The BSE Sensex plunged 792.17 points to end at a near six-month low of 34,376.99, while the broader NSE Nifty dropped 282.80 points to 10,316.45 on Friday. This was the fifth straight weekly loss for the benchmark indices. The Sensex declined by a massive 1,850 points or 5.10 per cent, and the Nifty lost 614 points or 5.50 per cent, during the week.
The RBI maintained status quo on the benchmark interest rate in the monetary policy on Friday but warned that rising oil prices and tightening of global financial conditions pose substantial risks to growth and inflation. The central bank changed its policy stance to ‘calibrated tightening’ from ‘neutral’, while affirming its commitment to achieve the medium-term objectives to contain price rise. The markets were expecting the RBI to go for 25-50 basis points hike in Repo rate. The rupee touched a low of 74 on Friday in the wake of the RBI decision and FPI withdrawals.
“The status quo policy was quite surprising while under shooting inflation and recent fuel tax cut may give some leeway to the cautious sentiment.

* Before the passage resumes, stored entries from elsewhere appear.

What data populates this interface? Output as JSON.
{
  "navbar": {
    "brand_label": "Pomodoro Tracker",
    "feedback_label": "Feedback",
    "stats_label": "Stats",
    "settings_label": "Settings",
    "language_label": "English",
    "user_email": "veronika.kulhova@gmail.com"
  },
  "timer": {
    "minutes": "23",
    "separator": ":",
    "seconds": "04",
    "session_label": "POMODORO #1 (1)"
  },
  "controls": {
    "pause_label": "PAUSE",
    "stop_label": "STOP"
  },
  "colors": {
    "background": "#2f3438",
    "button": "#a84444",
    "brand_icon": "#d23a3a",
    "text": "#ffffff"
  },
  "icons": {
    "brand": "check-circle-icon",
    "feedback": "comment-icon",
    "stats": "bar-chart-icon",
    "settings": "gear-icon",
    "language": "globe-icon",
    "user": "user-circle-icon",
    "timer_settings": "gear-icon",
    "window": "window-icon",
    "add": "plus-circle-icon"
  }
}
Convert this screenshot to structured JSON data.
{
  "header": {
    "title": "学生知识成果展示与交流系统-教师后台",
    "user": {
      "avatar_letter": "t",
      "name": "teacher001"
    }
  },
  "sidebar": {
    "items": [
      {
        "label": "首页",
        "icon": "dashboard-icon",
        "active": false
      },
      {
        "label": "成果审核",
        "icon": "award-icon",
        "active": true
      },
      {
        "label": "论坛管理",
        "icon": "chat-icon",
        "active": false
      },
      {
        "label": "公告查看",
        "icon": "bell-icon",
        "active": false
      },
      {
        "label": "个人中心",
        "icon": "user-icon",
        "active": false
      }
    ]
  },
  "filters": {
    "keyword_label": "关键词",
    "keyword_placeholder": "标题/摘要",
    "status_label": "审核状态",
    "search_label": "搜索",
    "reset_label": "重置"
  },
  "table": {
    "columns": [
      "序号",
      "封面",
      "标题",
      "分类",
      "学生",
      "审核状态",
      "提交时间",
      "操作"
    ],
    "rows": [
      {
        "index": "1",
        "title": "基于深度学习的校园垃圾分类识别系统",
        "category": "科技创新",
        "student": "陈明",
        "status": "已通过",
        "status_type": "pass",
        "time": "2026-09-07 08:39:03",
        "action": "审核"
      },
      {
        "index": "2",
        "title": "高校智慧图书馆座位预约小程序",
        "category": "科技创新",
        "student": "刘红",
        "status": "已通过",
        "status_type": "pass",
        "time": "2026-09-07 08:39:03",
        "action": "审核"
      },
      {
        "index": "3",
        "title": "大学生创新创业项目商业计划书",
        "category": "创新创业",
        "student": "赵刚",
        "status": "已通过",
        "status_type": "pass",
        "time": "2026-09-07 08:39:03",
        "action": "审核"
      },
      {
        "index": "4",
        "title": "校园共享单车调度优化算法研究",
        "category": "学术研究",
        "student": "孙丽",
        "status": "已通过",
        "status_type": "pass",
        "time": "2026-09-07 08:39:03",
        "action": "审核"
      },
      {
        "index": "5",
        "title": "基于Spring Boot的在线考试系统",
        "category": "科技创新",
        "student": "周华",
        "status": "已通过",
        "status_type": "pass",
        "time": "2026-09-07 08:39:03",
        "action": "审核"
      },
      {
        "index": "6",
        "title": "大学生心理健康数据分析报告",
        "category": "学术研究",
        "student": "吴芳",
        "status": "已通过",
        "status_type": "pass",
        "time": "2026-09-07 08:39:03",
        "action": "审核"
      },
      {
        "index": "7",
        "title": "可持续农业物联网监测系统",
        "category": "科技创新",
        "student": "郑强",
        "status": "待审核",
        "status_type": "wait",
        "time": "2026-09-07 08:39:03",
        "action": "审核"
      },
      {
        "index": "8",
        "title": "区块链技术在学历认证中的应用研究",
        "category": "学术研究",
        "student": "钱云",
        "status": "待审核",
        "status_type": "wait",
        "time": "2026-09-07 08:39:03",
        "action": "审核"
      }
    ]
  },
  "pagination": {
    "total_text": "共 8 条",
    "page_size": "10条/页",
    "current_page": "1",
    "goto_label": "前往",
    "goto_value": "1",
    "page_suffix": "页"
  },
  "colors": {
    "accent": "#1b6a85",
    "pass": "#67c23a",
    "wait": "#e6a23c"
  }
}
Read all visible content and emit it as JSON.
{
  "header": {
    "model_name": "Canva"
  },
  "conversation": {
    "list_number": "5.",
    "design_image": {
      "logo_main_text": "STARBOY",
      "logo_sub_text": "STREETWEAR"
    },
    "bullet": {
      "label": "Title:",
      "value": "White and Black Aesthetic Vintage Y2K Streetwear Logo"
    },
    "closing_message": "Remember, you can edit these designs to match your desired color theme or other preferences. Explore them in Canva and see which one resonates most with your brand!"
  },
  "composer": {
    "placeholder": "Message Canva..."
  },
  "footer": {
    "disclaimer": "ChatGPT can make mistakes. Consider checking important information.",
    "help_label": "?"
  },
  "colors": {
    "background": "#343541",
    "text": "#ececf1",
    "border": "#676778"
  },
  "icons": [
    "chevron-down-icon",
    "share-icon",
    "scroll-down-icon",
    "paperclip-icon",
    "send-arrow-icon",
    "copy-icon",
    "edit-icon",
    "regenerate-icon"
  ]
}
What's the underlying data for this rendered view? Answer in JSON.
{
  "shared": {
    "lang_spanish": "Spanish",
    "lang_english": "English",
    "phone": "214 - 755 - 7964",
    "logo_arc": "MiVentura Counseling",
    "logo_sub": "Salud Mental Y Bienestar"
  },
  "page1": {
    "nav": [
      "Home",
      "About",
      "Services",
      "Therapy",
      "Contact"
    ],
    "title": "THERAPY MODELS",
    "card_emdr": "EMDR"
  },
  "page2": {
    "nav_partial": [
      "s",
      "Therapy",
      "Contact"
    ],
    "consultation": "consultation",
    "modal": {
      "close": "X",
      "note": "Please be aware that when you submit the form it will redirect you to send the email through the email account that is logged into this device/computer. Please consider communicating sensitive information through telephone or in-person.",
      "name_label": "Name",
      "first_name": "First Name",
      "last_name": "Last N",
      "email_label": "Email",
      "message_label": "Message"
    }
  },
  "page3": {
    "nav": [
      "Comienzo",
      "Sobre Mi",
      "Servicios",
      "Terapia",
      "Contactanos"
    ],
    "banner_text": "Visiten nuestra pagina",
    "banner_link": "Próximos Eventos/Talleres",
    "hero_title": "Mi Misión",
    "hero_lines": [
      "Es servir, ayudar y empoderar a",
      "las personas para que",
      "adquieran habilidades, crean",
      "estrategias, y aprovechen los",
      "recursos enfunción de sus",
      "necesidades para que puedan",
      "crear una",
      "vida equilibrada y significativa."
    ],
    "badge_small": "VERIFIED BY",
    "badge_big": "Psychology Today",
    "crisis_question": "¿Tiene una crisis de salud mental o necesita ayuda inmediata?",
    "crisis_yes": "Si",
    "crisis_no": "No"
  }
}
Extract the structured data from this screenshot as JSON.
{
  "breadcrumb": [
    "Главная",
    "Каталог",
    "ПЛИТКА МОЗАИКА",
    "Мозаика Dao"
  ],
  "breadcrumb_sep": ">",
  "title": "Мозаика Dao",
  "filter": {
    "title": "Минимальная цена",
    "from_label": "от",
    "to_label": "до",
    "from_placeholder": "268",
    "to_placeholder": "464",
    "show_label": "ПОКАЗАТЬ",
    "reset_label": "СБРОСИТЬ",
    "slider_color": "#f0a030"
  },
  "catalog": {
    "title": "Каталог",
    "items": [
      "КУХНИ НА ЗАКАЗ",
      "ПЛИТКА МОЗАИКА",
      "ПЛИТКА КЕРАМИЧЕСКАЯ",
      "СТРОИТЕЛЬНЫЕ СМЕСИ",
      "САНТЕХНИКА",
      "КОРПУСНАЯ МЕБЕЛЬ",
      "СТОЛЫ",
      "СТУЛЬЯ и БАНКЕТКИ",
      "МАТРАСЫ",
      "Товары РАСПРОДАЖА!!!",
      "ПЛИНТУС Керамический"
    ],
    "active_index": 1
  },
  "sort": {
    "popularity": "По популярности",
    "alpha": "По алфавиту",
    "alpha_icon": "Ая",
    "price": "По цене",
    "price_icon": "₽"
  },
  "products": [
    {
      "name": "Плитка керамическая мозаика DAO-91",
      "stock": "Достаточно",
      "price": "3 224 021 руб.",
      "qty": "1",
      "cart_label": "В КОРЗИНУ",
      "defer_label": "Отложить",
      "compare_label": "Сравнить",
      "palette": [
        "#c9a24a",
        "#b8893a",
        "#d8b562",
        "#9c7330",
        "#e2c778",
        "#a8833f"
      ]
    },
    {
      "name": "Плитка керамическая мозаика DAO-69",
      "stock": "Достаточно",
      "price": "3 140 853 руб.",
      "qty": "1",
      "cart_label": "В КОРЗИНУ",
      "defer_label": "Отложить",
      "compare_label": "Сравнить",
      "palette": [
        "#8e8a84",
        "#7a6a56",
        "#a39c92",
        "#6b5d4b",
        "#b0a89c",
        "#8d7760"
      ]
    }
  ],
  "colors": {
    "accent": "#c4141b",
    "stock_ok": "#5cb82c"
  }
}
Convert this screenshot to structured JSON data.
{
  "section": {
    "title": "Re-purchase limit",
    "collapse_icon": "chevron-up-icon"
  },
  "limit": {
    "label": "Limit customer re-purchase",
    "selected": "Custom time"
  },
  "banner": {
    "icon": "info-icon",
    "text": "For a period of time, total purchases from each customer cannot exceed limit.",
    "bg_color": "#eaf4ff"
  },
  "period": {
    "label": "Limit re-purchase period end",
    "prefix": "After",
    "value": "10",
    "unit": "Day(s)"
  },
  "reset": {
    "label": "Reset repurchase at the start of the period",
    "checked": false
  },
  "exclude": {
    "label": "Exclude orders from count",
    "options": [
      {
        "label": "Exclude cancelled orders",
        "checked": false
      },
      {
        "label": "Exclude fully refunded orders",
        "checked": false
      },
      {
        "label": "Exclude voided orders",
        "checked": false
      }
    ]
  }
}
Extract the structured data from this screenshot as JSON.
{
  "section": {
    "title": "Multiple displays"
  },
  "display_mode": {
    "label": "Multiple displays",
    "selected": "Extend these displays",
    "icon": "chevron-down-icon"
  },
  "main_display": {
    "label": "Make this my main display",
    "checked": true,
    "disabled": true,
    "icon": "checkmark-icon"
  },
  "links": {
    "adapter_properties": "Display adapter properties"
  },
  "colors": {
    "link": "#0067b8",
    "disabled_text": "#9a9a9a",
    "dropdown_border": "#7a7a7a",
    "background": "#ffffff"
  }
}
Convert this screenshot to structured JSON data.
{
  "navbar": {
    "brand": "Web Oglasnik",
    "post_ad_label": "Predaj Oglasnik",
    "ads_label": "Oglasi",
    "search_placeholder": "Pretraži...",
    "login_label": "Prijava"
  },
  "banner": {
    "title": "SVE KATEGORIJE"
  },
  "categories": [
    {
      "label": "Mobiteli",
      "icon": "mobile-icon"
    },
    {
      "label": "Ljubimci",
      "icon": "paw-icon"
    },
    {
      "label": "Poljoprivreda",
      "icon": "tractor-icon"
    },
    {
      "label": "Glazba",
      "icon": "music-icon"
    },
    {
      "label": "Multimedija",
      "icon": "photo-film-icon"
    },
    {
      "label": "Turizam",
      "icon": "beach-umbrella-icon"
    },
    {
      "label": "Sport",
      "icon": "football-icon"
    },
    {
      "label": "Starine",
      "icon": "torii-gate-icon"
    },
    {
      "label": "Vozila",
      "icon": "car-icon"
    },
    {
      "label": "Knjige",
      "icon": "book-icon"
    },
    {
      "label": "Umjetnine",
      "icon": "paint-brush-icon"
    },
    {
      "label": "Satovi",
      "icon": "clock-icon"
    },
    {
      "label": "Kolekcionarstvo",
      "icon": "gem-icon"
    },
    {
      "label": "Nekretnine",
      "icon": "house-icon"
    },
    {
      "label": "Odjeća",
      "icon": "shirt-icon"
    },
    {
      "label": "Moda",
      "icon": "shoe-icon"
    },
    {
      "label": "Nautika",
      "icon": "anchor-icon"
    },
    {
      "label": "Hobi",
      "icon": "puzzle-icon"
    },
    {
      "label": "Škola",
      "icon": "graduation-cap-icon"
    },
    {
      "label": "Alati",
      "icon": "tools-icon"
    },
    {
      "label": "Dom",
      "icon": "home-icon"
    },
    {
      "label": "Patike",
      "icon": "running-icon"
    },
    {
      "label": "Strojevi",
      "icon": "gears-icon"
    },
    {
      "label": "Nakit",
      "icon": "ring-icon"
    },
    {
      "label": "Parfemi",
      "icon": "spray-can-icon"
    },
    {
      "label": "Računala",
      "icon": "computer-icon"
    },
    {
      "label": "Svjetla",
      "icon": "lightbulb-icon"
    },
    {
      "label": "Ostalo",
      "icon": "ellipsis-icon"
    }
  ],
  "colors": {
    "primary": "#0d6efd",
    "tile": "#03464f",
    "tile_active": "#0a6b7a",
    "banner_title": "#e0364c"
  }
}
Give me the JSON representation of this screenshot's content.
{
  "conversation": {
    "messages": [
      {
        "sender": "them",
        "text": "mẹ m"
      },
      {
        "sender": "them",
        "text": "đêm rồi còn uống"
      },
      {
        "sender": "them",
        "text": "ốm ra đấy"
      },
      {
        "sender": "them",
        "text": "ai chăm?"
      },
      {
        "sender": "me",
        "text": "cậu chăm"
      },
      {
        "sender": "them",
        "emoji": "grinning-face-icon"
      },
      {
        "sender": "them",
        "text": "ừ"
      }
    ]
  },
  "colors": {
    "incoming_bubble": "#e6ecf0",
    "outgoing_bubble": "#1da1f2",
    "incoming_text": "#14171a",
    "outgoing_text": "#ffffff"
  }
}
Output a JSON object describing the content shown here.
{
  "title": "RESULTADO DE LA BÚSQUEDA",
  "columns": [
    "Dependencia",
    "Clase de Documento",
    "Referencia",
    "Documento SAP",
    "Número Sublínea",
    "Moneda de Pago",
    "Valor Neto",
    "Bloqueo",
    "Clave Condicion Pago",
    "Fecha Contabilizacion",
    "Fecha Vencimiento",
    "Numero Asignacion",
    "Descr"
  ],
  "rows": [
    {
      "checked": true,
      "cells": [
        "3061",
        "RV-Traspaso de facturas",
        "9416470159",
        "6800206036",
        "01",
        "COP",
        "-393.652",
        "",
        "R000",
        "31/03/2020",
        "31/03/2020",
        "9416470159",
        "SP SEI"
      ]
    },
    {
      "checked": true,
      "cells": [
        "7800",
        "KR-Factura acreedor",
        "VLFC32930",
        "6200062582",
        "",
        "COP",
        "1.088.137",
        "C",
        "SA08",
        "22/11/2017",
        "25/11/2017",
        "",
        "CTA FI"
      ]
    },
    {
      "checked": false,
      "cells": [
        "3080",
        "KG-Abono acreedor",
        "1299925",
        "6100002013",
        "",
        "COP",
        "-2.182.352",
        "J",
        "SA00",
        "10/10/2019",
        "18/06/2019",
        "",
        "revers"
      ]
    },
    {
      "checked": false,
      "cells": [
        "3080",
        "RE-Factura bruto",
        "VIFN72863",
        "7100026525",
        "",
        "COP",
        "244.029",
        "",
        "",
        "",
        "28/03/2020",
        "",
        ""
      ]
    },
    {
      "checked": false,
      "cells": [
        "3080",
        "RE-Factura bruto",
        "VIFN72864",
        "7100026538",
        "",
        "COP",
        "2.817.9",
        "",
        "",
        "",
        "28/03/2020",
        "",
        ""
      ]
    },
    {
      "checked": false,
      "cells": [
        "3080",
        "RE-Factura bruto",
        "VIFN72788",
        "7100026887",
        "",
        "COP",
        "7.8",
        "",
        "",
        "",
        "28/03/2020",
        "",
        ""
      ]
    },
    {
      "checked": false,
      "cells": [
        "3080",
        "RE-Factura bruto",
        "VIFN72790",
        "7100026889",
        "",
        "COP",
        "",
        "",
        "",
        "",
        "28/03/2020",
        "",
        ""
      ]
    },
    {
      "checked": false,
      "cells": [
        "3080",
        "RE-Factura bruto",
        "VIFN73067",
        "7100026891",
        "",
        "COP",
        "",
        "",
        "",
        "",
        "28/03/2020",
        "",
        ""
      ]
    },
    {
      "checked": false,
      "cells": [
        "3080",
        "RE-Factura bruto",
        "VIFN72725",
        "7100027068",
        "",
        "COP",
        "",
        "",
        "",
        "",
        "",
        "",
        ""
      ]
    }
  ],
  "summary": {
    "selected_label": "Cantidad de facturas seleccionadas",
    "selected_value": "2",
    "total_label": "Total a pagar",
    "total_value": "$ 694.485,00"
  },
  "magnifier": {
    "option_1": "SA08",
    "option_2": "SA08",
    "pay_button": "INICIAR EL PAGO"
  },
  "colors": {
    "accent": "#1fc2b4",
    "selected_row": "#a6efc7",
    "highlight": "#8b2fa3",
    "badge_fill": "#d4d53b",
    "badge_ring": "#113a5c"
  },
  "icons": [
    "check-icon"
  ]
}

However, rupee weakened further and the market dived to new lows as risk of fiscal deficit and rise in US bond yield still impacting the outflow of foreign money,” said Vinod Nair, Head of Research, Geojit Financial Services.
“The RBI’s shift in stance indicates that they are prepared to act to support the rupee in case recent measures don’t stem further currency depreciation. The RBI and government seem to be walking a tight rope and if market sentiment worsens further and FPI outflows from the equity and fixed income markets continue, RBI may be forced to act by raising rates quickly,” said Dhaval Kapadia, Director, Portfolio Specialist, Morningstar Investment Adviser India.
The RBI has now has proposed a Voluntary Retention Route (VRR) to encourage foreign portfolio investors willing to undertake long-term investments in debt. Under the proposed route, FPIs will have more operational flexibility in terms of instrument choices as well as exemptions from regulatory provisions such as the cap on short-term investments (less than one year) at 20 per cent of portfolio size, concentration limits and caps on exposure to a corporate group (20 per cent of portfolio size and 50 per cent of a single issue). “This can incrementally be positive as and when it comes out. For now FPI sales in Debt market (YTD Rs 52,000 cr already) remains a significant concern,” Bekxy Kuriakose, Head – Fixed Income, Principal Mutual Fund.